Transmissions from the front lines
This great evil – where’s it come from?
How’d it steal into the world?
What seed, what root did it grow from?
Who’s doing this?
Who’s killing us, robbing us of life and light?
Mocking us with the sight of what we might of known?
Does our ruin benefit the earth, aid the grass to grow and the sun to shine?
Is this darkness in you, too?
Have you passed through this night?
I think it is in us all but we have the light too… and so do you
remember the light – http://bit.ly/oAeLzk
remember your light jimgroom and come back to ds106
As far as I can tell, I am the only person on the Internet who has ever noticed that this is almost a direct quote (the first couple sentences, anyway) from book seven of St. Augustine’s Confessions.

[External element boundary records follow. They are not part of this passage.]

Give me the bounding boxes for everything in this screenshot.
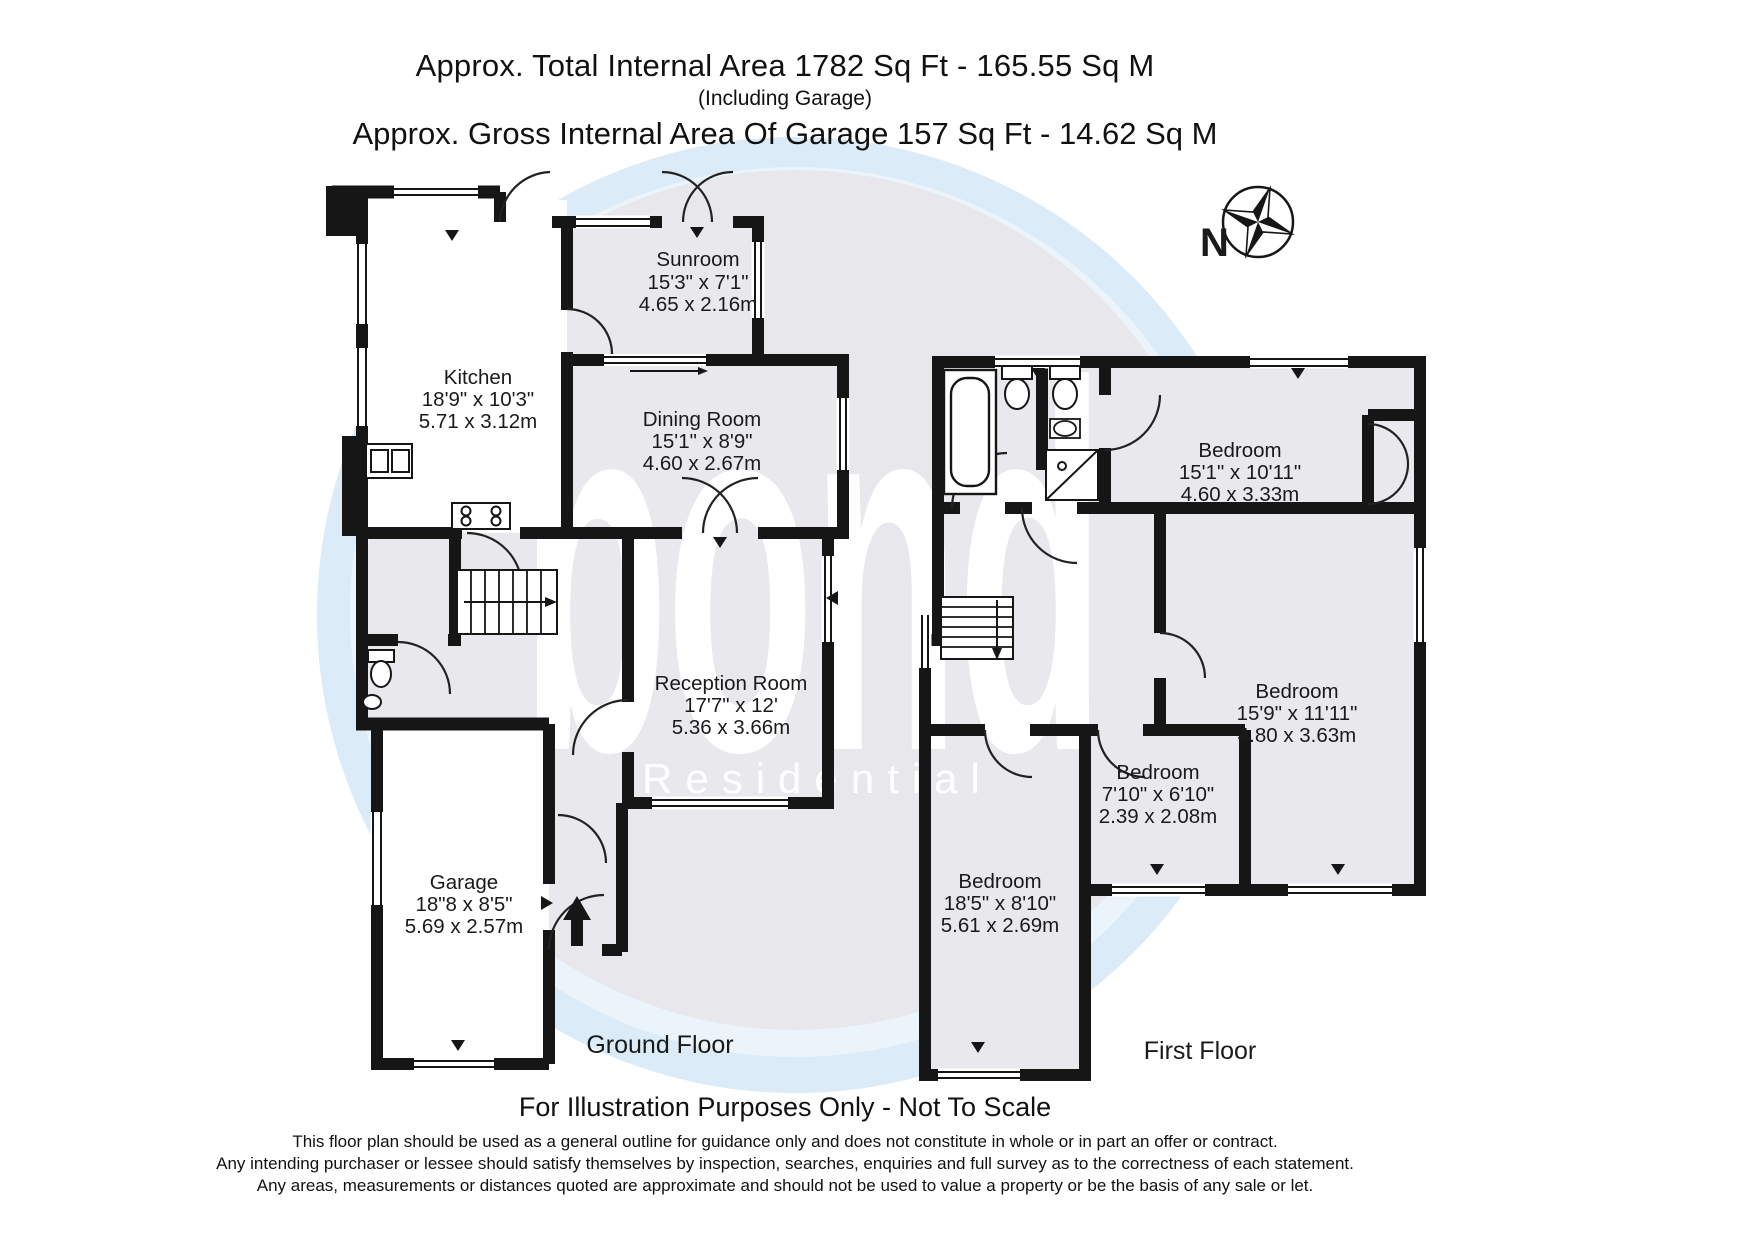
illustration-notice: For Illustration Purposes Only - Not To … xyxy=(0,1092,1570,1123)
reception-room-dims-metric: 5.36 x 3.66m xyxy=(672,716,791,739)
hall-reception-door xyxy=(573,700,628,755)
dining-room-label: Dining Room xyxy=(643,408,762,431)
wc-toilet-icon xyxy=(368,650,394,687)
ground-floor-title: Ground Floor xyxy=(586,1031,733,1059)
sunroom-label: Sunroom xyxy=(656,248,739,271)
reception-bottom-window xyxy=(652,797,788,810)
toilet-icon-2 xyxy=(1050,366,1080,409)
bedroom-right-window xyxy=(1414,548,1427,642)
kitchen-top-window xyxy=(394,186,478,199)
including-garage-note: (Including Garage) xyxy=(0,87,1570,111)
back-door-arc xyxy=(500,172,550,221)
marker-kitchen-window xyxy=(445,230,459,241)
sunroom-top-window xyxy=(576,216,650,229)
bathtub-icon xyxy=(944,370,996,494)
footer-area: For Illustration Purposes Only - Not To … xyxy=(0,1092,1570,1197)
garage-left-window xyxy=(371,812,384,905)
sink-icon xyxy=(1050,419,1080,438)
bedroom-top-dims-metric: 4.60 x 3.33m xyxy=(1181,483,1300,506)
dining-right-window xyxy=(837,398,850,470)
bedroom-top-window xyxy=(1250,356,1348,369)
marker-bedroom-bottom-window xyxy=(971,1042,985,1053)
floor-plan-page: bond Residential xyxy=(0,0,1753,1240)
dining-room-dims-metric: 4.60 x 2.67m xyxy=(643,452,762,475)
header-area: Approx. Total Internal Area 1782 Sq Ft -… xyxy=(0,48,1570,152)
garage-dims-metric: 5.69 x 2.57m xyxy=(405,915,524,938)
garage-dims-imperial: 18"8 x 8'5" xyxy=(415,893,512,916)
marker-bedroom-small-window xyxy=(1150,864,1164,875)
marker-dining-doors xyxy=(713,537,727,548)
sunroom-dims-metric: 4.65 x 2.16m xyxy=(639,293,758,316)
kitchen-hob-icon xyxy=(452,503,510,529)
wc-basin-icon xyxy=(363,695,381,709)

Voilà: http://goo.gl/f70XS
Nathan,
Awesome find, that is the first I have heard about this connection. And it makes me wonder how many of those philosophical monologues are modernizations of other philosophers about the horrors of war and the nuanced face of evil. You rock! Thin Red Line and Terrence Mallik FTQW.
Ha! Thanks. Just a little of the old, y’know, analog humanities at work. I wish I could say that I was so familiar with Augustine that when I saw Thin Red Line I recognized the quotation, but it went the other way around — when I reread Augustine for a course I was teaching, I got to that part and thought, “Hey, this sounds familiar…”
This quotation alone, though, would be enough to make me love Malick, even if I didn’t think his movies were some of the most brilliant things I’ve ever watched.
I love that movie and I love what you ate doing with that class even though I don’t get all of it. Is Dr. Oblivion coming back?